プリンシパル・エージェント関係は、異なる経済主体の二者が共通の目的に向け受委託を形成する際に、情報の非対称を前提として両社のリスクへの態度によって報酬構造を決定するプロセスである。換価プロジェクト等外部への業務委託を考える顧客(プリンシパル)は、当該業務を受注する別の経営主体であるゴードン・ブラザーズ(エージェント)がどのようにその業務に当たる体制を用意し、どのようなノウハウを用い、どのように進めるのか、それらの詳細を正確に把握することは不可能であり、その意味で情報の非対称性は否めない。プリンシパルが示すリスクへの態度は、また、委託する業務において報酬構造を決定する重要な要素である。特に顧客・プリンシパルが当該業務(換価)を実行するに至る背景には、その会社の財務状況、ビジネスの将来に対する展望、マーケットの動向などが密接にかかわっており、それらはプリンシパルの当該業務(換価)に対するリスクの評価と許容度を決定する要因となる。
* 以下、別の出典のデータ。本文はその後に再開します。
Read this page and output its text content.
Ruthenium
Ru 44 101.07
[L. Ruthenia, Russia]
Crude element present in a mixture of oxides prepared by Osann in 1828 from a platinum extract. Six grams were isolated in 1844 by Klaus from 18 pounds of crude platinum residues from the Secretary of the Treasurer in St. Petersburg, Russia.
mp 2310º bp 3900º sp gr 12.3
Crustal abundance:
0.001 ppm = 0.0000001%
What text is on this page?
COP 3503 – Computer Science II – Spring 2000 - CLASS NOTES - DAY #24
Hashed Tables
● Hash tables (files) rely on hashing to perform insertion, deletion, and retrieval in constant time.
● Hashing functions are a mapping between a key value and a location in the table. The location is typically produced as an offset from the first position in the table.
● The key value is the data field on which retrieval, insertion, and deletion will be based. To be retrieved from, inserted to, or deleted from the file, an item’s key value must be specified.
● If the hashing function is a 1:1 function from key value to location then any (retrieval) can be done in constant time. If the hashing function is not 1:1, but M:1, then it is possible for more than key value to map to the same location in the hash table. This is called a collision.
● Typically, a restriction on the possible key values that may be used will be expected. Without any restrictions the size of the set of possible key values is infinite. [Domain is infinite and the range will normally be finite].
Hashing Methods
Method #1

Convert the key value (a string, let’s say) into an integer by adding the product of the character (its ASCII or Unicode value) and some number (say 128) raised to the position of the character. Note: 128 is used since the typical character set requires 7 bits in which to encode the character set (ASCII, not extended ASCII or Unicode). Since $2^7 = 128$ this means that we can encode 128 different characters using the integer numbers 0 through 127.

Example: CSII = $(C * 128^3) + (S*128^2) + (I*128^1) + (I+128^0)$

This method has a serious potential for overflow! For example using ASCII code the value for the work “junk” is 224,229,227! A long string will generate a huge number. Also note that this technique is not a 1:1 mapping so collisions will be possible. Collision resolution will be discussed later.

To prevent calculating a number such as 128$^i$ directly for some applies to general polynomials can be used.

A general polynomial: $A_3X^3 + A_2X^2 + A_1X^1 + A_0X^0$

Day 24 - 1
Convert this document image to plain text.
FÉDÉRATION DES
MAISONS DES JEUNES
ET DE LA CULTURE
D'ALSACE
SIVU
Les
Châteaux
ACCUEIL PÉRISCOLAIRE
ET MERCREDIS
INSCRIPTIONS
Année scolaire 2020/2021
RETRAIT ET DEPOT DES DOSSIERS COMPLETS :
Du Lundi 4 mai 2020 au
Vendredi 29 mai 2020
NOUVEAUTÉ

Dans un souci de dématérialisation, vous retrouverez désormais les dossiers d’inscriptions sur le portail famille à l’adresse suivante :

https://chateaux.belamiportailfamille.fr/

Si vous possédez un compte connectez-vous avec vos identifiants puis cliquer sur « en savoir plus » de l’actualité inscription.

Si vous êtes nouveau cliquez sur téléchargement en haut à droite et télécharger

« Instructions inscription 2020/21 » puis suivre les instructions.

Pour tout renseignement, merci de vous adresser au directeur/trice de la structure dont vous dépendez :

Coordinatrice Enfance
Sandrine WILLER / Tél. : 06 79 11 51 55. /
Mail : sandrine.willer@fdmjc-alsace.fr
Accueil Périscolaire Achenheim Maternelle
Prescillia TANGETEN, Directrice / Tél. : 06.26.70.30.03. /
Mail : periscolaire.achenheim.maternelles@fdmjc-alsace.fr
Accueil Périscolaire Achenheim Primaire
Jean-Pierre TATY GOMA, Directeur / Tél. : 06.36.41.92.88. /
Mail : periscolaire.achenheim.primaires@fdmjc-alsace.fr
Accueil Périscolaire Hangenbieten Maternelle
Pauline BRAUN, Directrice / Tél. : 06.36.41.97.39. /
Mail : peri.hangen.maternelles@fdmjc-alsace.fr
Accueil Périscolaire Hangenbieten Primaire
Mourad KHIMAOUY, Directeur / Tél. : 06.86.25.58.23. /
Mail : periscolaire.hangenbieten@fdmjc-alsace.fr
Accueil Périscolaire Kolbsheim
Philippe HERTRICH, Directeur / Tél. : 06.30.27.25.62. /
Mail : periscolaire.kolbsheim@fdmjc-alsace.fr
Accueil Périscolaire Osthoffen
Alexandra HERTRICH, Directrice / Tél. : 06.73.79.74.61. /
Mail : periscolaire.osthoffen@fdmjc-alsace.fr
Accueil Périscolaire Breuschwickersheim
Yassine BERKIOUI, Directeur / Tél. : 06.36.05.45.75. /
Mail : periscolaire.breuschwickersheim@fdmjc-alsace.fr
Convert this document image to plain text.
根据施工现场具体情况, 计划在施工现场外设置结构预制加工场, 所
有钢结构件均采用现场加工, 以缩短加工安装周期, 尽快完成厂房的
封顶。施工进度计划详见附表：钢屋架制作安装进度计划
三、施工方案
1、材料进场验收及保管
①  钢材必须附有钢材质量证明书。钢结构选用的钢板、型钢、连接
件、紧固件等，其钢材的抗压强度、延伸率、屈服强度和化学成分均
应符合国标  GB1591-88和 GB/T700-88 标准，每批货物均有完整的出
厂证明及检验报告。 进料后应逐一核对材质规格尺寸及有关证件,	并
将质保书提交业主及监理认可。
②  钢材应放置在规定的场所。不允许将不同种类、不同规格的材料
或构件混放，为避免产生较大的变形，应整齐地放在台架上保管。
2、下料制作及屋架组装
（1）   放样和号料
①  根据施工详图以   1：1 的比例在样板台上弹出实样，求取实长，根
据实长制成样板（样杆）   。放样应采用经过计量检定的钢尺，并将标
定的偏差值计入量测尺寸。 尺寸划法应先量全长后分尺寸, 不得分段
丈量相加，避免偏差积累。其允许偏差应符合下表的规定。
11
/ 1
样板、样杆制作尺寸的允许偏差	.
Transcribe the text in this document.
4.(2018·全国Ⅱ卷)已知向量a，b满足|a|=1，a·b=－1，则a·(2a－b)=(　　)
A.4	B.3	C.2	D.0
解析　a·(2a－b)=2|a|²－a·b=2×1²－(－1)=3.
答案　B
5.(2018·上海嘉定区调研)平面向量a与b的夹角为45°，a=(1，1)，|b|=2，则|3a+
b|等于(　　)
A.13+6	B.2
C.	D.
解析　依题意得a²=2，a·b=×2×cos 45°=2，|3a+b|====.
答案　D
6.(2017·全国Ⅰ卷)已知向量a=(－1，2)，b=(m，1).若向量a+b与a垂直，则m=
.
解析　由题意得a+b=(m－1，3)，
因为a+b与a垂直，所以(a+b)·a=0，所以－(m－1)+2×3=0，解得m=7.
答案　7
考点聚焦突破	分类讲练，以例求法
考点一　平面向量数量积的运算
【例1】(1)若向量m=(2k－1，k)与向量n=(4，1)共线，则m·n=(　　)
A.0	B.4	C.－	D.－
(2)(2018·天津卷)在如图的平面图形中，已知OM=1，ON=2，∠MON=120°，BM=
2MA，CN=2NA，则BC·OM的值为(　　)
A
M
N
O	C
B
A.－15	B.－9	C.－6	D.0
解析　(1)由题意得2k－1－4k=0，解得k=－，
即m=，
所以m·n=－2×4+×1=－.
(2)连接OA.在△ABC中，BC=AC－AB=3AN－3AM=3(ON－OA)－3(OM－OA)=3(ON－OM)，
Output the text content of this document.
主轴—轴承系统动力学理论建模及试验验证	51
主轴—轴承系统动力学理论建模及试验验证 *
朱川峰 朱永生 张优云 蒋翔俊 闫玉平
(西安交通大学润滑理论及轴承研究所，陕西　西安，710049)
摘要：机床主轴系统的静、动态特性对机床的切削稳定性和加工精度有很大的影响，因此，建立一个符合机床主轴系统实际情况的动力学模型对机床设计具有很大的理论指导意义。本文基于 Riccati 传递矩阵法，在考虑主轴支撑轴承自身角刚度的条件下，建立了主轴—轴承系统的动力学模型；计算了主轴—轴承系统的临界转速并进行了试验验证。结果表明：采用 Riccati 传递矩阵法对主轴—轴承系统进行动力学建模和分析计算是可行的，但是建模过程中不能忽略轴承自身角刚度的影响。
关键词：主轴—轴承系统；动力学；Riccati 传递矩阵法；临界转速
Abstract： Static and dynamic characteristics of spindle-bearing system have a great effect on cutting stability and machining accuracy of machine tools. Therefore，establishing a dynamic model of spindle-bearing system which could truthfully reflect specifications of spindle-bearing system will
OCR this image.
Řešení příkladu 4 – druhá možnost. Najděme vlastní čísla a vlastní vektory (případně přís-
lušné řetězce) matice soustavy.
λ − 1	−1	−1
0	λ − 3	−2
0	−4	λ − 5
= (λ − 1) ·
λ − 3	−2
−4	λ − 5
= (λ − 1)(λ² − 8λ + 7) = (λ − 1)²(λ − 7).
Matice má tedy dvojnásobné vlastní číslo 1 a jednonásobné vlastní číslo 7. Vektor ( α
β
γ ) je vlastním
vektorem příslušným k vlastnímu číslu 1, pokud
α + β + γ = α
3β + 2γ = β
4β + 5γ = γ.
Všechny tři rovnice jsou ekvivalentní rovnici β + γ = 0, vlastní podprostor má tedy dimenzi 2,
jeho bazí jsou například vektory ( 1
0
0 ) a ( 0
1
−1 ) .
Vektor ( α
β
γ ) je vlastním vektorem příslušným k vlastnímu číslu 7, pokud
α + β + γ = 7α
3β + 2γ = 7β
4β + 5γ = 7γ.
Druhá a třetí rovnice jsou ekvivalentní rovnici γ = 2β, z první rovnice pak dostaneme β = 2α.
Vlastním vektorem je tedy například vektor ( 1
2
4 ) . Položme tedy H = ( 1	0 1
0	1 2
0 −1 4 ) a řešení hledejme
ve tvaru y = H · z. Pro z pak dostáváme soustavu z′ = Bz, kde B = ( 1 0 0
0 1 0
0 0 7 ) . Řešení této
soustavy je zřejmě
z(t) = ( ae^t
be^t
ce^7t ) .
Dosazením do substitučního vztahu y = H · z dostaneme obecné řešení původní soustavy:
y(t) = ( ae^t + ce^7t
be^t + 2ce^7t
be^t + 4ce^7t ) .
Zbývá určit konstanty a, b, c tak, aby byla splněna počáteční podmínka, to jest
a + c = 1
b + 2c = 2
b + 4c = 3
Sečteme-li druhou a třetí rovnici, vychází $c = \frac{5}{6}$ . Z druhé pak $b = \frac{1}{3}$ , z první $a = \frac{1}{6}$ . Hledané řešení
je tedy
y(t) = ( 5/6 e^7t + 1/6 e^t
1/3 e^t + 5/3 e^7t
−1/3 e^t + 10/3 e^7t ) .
エージェントは、プリンシパルのリスクへの態度を十分に分析・把握したうえで、自らの努力水準を表す業務内容の開示を図りつつ当該業務(換価)の受委託の報酬構造を提案し、両社にて成果を最大限に引き出す報酬構造を導くことが肝要である。
換価業務を考えるとき、プリンシパルが自社でその業務を完結するのか、他者に委託するのか、という議論、また日本において換価業務の受委託がなかなか浸透しないという問題に対しては、プリンシパルとエージェントの関係を分析し議論し、それらに基づき両社で理解の下、報酬構造を構築していくことがそのソリューションとなるだろう。こうした取り組みこそが、真に顧客のパートナーとなりうる道と考えている。